Periodically heated discussions breakout concerning the question of assurance, arguably one of the least understood doctrines especially by those who ought to know better. The confusion rests on the error of attempting to rest one’s assurance on the knowledge that one is saved and the claim that our blessed state can be deduced by good and necessary consequence from Scripture. This is false. The Westminster Confession never makes this claim even stating that assurance does not belong to the “essence of faith,” but rather is a gift that “a true believer may wait long, and conflict with many difficulties, before he be partaker of it.” It follows that if knowledge of one’s election could be deduced from Scripture, then the true believer would not have to wait long or struggle for assurance at all for; all they would need to do is simply deduce their eternal blessedness from the Scripture.
But, that my friends, is impossible.
Quite a few years ago on a Scripturalist discussion group run by Dr.

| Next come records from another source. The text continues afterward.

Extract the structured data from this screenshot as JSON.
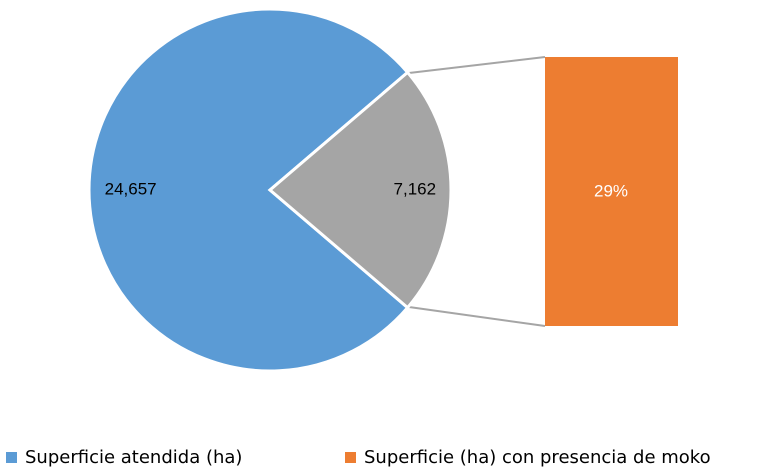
{
  "chart_data": {
    "type": "pie",
    "series": [
      {
        "name": "Superficie atendida (ha)",
        "color": "#5b9bd5",
        "values": [
          24657,
          7162
        ],
        "value_labels": [
          "24,657",
          "7,162"
        ],
        "colors": [
          "#5b9bd5",
          "#a5a5a5"
        ]
      },
      {
        "name": "Superficie (ha) con presencia de moko",
        "color": "#ed7d31",
        "values": [
          29
        ],
        "value_labels": [
          "29%"
        ]
      }
    ]
  }
}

Robbins, this question regarding assurance and knowledge basically brought the group to a grinding halt and no progress could be made on either side. While Dr. Robbins did not participate in the back and forth at that time, he did offer the following insight. I post it hear not so much to revisit this question of assurance, or even to rebuke those who find themselves on the other side of this debate, but because there is so much practical wisdom and insight into the Scripturalism of Gordon Clark in John’s response that it deserves its own post:
It seems that when a discussion gets underway on this list some members prefer to return to the question of whether one can now know one is saved. Then follows all sorts of confusion that would take days to sort out, probably to no one’s satisfaction. So no progress is made.
First, the issue is not skepticism. Even if a sinner cannot know (in the proper sense of the word) that he is saved — and so far no one has shown that he can — Scripturalism furnishes us with many truths when all other methods fail, and so skepticism is avoided.
Second, knowledge requires explicit statements in Scripture or deductions from Scripture. It is not the same as assurance or certitude or certainty.
Third, opinions may be true or false. (It is absurd to say that some propositions are neither true nor false.) So Jack’s (a hypothetical person) opinion that he is saved may indeed be true, but no one has yet shown how he can deduce it from Scripture. Those who think he can so deduce it must show how it can be so deduced — but don’t try it here for at least a year.
Fourth, Jack’s failure is not due to any doubt about Scripture (and it is impossible to doubt a proposition one believes — one either assents or one does not) but solely to the problem of self-knowledge. He knows the major premise, All believers are saved. He opines the minor premise, I am a believer. Therefore the conclusion, I am saved, can rise no higher than opinion.
Finally, the question is not how does one know one knows? but how does one know? Scripturalism says, one knows only by explicit statements in or valid inferences from Scripture.
Now, gentlemen, move on to another topic.